Taking Responsibility for Failure

Steve Jobs was a great entrepreneur who made a huge impact on society. He changed human communication globally and ushered in a new technological wave. People often refer to his reality distortion field (RDF) when describing his work style and discussing why he was able to achieve such great success. Steve had vision and translated it into successful products. He did what most entrepreneurs aim to do, but at a larger-than-life level.

Entrepreneurs are innovators. Part of innovating is figuring out how to make the impossible possible and convincing others to believe. In some instances it works out. In others it doesn’t. When it works out it’s joyous and amazing. When it doesn’t, it can be crushing, and this is when  it’s more important than ever for entrepreneurs to step up. The team needs it.

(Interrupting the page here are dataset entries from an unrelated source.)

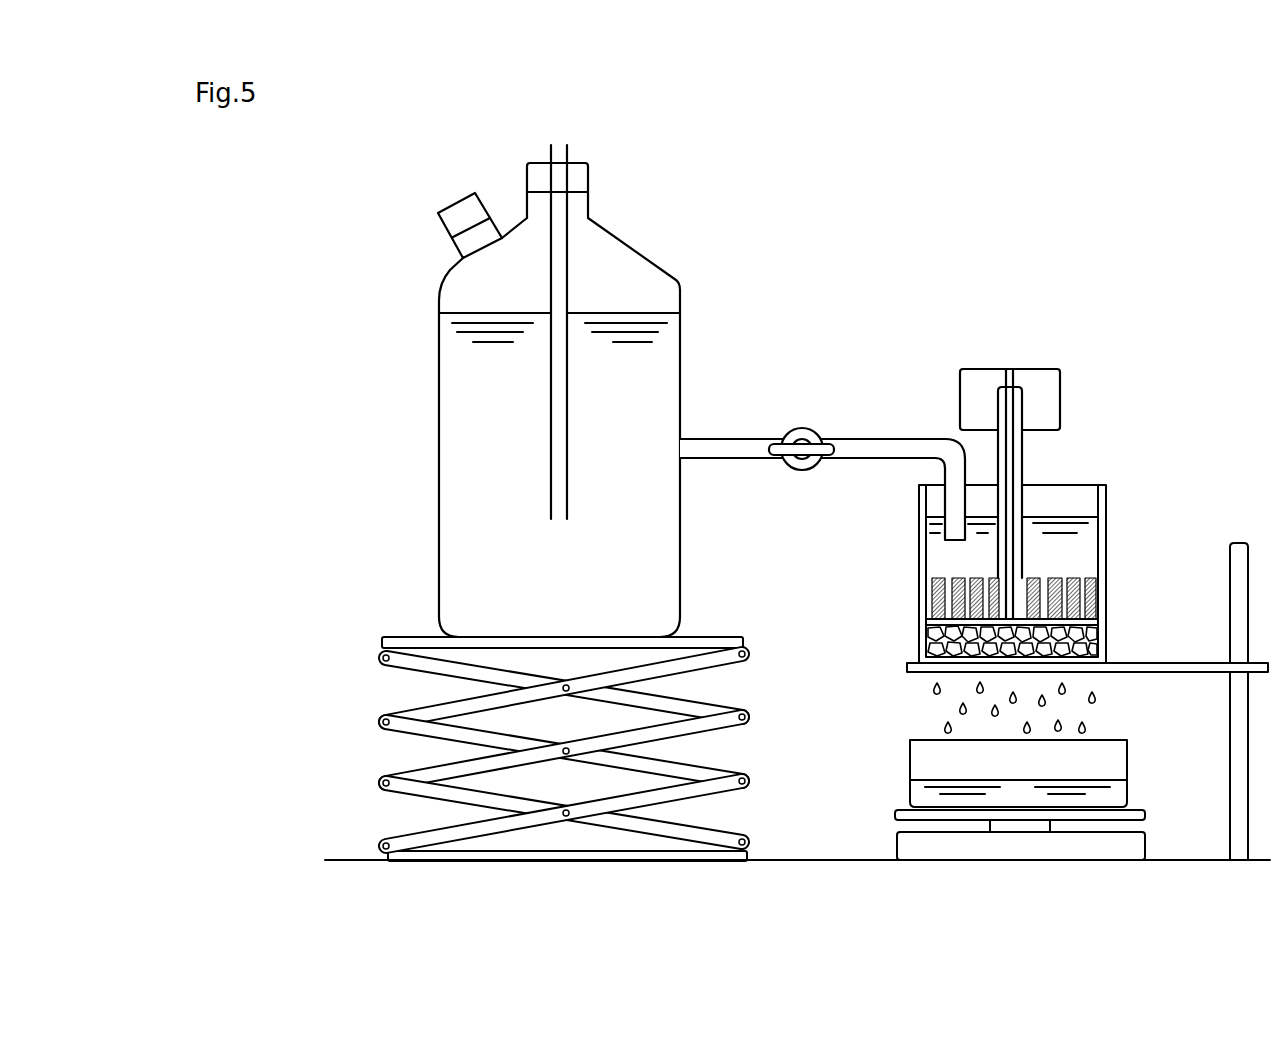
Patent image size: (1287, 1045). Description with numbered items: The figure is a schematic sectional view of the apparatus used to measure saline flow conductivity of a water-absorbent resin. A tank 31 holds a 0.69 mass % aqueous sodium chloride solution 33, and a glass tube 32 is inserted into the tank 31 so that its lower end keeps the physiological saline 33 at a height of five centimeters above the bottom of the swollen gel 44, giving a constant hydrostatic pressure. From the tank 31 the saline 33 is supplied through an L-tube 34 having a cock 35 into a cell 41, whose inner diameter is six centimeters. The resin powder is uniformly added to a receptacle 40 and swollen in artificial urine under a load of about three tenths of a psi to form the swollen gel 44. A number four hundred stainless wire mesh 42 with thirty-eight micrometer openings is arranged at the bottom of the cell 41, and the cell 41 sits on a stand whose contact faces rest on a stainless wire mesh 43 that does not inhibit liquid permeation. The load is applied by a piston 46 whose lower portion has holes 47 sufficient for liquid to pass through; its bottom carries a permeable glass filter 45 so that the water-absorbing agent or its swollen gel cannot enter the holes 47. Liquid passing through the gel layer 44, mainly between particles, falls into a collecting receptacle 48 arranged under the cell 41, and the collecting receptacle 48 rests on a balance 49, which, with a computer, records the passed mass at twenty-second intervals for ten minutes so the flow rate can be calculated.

The tank 31 is at (658, 258).
The glass tube 32 is at (548, 478).
The 0.69 mass % aqueous sodium chloride solution 33 is at (660, 370).
The L-tube having cock 34 is at (742, 438).
The cock 35 is at (813, 432).
The receptacle 40 is at (1040, 531).
The cell 41 is at (1058, 546).
The stainless wire mesh 42 is at (925, 647).
The stainless wire mesh 43 is at (1092, 675).
The swollen gel 44 is at (1090, 625).
The glass filter 45 is at (925, 615).
The piston 46 is at (1025, 455).
The holes in piston 47 is at (1092, 592).
The collecting receptacle 48 is at (1130, 758).
The balance 49 is at (1148, 845).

I’m not Steve Jobs, but I’ve had my RDF moments. I had a vision for my company, but there were huge obstacles. I convinced our team we could figure out how to push through them. I give them credit for believing and supporting me. Unfortunately, some of those obstacles were insurmountable and we failed. I failed because I underestimated the challenge.

Acknowledging these failures and taking ownership as the leader were some of my biggest learning moments. It was painful and something I hated doing, but I did it anyway. I didn’t realize it at the time, but this was invaluable. By acknowledging my shortcomings, I showed the team that it was OK to not be right all the time. I noticed that when I opened up about what I missed or got wrong, others chimed in with what they’d learned from the experience. It started a reflective team conversation. I view reflection as critical to gaining wisdom.

I also apologized for my shortcomings. My team put so much into these efforts that it was devastating when they didn’t pan out. The apology acknowledged their efforts but also helped us move past the experience as a team. Apologies are simple, but they can be powerful. They can quickly remove the tension from situations.

If you’re working with others on something and it doesn’t go well, consider acknowledging your part in the failure. It’s likely to be painful but also an amazing growth and bonding opportunity!